All this has transpired as Russian President Vladimir Putin—who has overseen a significant crackdown on LGBTQ rights in his own country—has explicitly justified his invasion of Ukraine in part by invoking its sexual minorities. “Family is the union of a man and a woman,” Putin said in a February address to the Kremlin on the one-year anniversary of the war. Just 12 months earlier, he had argued that the West has “sought to destroy our traditional values and force on us their false values that would erode us.”
Sovsun believes it is no coincidence that Ukrainians are now showing more tolerance toward the LGBTQ community in the face of Putin’s “extremely homophobic” government. Putin’s position, she argued, seems to have made the conditions for advancing LGBTQ rights in the country less arduous. “People who used to be more friendly toward Russia…they are now saying, ‘if Russia hates gays, then we love gays.’”

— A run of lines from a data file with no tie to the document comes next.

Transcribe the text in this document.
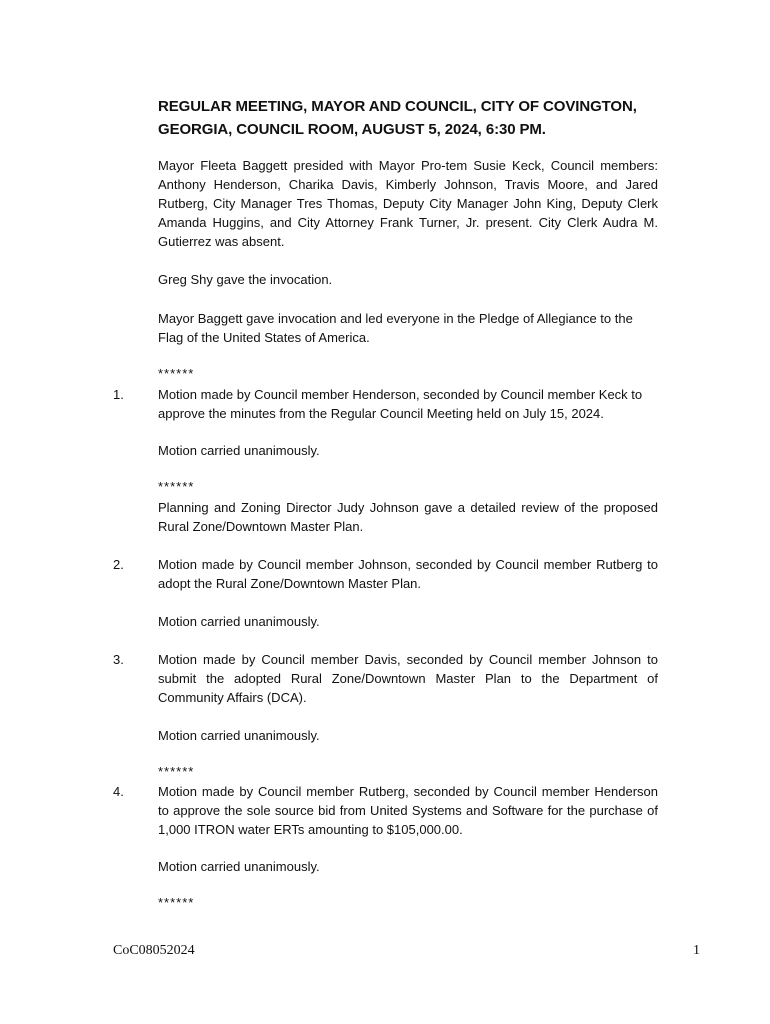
REGULAR MEETING, MAYOR AND COUNCIL, CITY OF COVINGTON, GEORGIA, COUNCIL ROOM, AUGUST 5, 2024, 6:30 PM.
Mayor Fleeta Baggett presided with Mayor Pro-tem Susie Keck, Council members: Anthony Henderson, Charika Davis, Kimberly Johnson, Travis Moore, and Jared Rutberg, City Manager Tres Thomas, Deputy City Manager John King, Deputy Clerk Amanda Huggins, and City Attorney Frank Turner, Jr. present. City Clerk Audra M. Gutierrez was absent.
Greg Shy gave the invocation.
Mayor Baggett gave invocation and led everyone in the Pledge of Allegiance to the Flag of the United States of America.
******
1.	Motion made by Council member Henderson, seconded by Council member Keck to approve the minutes from the Regular Council Meeting held on July 15, 2024.
Motion carried unanimously.
******
Planning and Zoning Director Judy Johnson gave a detailed review of the proposed Rural Zone/Downtown Master Plan.
2.	Motion made by Council member Johnson, seconded by Council member Rutberg to adopt the Rural Zone/Downtown Master Plan.
Motion carried unanimously.
3.	Motion made by Council member Davis, seconded by Council member Johnson to submit the adopted Rural Zone/Downtown Master Plan to the Department of Community Affairs (DCA).
Motion carried unanimously.
******
4.	Motion made by Council member Rutberg, seconded by Council member Henderson to approve the sole source bid from United Systems and Software for the purchase of 1,000 ITRON water ERTs amounting to $105,000.00.
Motion carried unanimously.
******
CoC08052024	1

This is hardly the first time Putin has appealed to “traditional values” to justify his geopolitical ambitions. During Ukraine’s Maidan Revolution in February 2014, Russian state-sponsored media sought to discredit the aspirations of Ukrainian protesters for integration with the European Union by spreading homophobic messaging. Russia’s largest newspaper claimed that demonstrations were being organized by “nationalists, anti-Semites, neo-Nazis, and homosexuals,” and warned about same-sex marriage being imposed on Ukraine if the country joined the EU. Russian media often simply referred to the movement as “Gayromaidan.”
What is different now, said Emil Edenborg, an associate professor of gender studies at Stockholm University who has tracked sexual politics in Russia throughout the 21st century, is that Putin’s anti-LGBTQ stances and rhetoric have only become more radical. “You can clearly see from 2020, 2021, how it really becomes a fixation. When [Putin] speaks, especially when he talks about the war in Ukraine, there is almost always a portion dedicated to ‘traditional values,’” explained Edenborg, adding that this can at times “border on genocidal.”
Putin’s top-down state-sponsored homophobia initially posed a direct threat to Ukraine’s queer community. Just days before Russian tanks rolled across the border in February 2022, Foreign Policy noted that the military would likely carry out targeted attacks on dissidents and sexual minorities in Ukraine. At the time, most experts expected Russian forces to capture Kyiv and most of Ukraine within days.
In a November 2022 report, the Ukrainian human rights organization Nash Svit shared that it had uncovered at least 10 cases where LGBTQ Ukrainians living under Russian occupation in the country’s east had been targeted in anti-gay attacks, which included accusations of rape, sexual violence, imprisonment, assault, theft, and attempted murder.